| Quote #7
No one showed an instant's suspicion that Orlando was not the Orlando they had known. If any doubt there was in the human mind the action of the deer and the dogs would have been enough to dispel it, for the dumb creatures, as is well known, are far better judges both of identity and character than we are. (4.21)
This dovetails nicely with the elevated place nature holds in Orlando. While humans may be fallible and inconstant, nature never is.
| Quote #8
Couples trudged and plodded in the middle of the road indissolubly linked together. The woman's right hand was invariably passed through the man's left and her fingers were firmly gripped by his. […] Orlando could only suppose that some new discovery had been made about the race; that they were somehow stuck together, couple after couple, but who had made it and when, she could not guess. It did not seem to be Nature. She looked at the doves and the rabbits and the elk-hounds and she could not see that Nature had changed her ways or mended them, since the time of Elizabeth at least. There was no indissoluble alliance among the brutes that she could see. (5.26)

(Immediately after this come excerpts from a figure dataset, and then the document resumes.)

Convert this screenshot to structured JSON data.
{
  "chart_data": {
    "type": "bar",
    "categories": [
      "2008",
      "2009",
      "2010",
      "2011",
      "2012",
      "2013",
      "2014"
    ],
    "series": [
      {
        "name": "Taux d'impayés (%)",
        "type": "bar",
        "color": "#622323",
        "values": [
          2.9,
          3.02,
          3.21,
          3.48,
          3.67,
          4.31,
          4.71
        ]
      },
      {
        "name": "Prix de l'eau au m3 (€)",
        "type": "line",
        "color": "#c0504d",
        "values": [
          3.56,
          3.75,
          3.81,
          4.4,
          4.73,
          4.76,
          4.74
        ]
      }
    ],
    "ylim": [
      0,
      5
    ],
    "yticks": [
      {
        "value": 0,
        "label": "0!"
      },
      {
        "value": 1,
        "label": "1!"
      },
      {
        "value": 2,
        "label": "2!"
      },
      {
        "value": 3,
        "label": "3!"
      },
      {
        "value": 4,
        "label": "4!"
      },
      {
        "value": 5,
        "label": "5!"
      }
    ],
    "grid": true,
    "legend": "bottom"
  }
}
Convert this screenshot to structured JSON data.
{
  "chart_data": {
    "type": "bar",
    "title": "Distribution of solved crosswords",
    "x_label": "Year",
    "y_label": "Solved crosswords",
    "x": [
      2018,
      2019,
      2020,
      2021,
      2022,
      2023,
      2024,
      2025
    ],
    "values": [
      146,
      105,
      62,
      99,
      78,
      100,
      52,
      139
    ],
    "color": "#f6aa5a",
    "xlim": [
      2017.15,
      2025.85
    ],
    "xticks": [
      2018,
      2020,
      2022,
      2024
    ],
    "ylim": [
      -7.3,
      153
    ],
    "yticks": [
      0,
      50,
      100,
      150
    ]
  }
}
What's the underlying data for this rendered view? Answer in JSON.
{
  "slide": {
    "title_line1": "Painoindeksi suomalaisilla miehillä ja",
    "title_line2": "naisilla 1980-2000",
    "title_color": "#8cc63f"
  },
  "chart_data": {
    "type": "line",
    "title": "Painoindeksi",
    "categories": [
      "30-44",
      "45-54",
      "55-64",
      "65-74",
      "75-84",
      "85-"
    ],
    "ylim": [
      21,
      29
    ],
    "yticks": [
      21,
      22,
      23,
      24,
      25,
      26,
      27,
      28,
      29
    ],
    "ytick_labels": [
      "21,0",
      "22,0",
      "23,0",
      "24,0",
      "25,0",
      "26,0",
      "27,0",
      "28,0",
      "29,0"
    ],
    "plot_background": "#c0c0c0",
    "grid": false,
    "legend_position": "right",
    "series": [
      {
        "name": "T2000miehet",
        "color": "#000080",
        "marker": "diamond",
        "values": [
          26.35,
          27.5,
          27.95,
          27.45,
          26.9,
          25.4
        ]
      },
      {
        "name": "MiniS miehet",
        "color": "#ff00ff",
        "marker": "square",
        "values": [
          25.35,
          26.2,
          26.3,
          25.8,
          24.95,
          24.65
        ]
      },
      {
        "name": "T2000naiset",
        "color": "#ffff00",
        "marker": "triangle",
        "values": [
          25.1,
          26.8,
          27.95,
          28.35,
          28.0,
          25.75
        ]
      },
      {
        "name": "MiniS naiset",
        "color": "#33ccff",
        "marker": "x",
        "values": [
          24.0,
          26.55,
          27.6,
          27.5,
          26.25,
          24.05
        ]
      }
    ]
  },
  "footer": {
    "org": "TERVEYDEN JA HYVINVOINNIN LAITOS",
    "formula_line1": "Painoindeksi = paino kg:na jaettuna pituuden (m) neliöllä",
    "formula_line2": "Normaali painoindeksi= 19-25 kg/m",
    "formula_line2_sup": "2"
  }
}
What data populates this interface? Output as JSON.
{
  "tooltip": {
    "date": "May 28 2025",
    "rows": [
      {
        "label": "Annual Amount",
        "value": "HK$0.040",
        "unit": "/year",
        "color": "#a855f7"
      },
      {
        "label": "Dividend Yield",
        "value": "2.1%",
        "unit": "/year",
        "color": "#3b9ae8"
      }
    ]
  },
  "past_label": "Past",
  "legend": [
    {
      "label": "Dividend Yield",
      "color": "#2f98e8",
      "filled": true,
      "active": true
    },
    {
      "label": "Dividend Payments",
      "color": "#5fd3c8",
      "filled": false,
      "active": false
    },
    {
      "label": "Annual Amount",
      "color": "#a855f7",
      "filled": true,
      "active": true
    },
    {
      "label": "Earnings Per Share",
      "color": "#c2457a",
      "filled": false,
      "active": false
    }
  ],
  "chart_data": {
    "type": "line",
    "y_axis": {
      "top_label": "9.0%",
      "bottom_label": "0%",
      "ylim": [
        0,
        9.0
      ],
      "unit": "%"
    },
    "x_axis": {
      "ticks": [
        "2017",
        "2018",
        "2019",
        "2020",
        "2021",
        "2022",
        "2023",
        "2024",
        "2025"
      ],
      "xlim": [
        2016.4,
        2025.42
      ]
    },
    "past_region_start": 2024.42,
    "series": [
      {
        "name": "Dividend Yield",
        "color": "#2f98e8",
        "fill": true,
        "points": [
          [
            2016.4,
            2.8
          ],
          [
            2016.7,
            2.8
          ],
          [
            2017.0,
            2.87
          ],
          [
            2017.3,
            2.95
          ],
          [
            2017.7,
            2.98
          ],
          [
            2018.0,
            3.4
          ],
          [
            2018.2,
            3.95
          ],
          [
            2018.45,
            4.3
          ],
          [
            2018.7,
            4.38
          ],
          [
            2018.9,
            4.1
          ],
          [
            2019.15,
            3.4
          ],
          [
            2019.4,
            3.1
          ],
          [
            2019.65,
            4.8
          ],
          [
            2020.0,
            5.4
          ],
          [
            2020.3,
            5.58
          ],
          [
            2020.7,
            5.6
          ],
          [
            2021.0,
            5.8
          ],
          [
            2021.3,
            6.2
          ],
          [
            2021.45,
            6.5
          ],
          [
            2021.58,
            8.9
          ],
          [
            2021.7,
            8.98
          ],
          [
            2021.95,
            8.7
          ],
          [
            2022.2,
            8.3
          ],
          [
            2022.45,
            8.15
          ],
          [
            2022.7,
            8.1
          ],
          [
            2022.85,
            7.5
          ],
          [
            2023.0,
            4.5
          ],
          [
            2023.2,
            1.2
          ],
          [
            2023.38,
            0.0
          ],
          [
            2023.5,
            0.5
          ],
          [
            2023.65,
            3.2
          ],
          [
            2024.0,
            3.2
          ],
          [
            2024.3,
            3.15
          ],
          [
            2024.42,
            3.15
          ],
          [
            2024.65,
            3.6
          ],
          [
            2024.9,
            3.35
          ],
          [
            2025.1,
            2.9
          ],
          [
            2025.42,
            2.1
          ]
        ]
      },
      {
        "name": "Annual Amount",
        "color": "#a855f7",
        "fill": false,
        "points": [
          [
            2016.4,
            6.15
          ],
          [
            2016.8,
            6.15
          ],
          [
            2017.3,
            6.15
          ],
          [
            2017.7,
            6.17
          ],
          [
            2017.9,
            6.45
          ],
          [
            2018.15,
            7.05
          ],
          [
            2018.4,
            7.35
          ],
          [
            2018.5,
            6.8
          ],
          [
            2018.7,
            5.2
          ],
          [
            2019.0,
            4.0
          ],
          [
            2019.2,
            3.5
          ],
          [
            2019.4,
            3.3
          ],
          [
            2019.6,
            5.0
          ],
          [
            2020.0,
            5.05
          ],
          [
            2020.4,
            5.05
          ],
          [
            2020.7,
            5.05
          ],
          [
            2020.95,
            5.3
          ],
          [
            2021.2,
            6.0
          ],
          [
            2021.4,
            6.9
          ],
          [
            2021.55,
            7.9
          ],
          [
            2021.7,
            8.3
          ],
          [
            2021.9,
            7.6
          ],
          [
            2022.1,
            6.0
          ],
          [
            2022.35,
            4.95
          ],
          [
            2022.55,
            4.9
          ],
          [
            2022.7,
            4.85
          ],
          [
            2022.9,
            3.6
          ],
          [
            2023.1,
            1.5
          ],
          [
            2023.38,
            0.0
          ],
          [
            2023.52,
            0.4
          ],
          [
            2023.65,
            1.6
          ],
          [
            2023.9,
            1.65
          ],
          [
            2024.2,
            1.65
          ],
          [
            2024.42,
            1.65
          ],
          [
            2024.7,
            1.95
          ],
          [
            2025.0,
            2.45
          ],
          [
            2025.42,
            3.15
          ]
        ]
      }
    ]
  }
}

This passage supports the notion that nature is constant and never changing. Secondly, the passage implies that humans do not obey the laws of nature in Orlando; humanity and nature are separate and distinct.
| Quote #9
For the first time in her life she turned with violence against nature. Elk-hounds and rose bushes were about her in profusion. But elk-hounds and rose bushes can none of them read. It is a lamentable oversight on the part of Providence which had never struck her before. Human beings alone are thus gifted. (6.22)
This is the one moment in the novel when nature is represented in a negative light and humans in a positive light.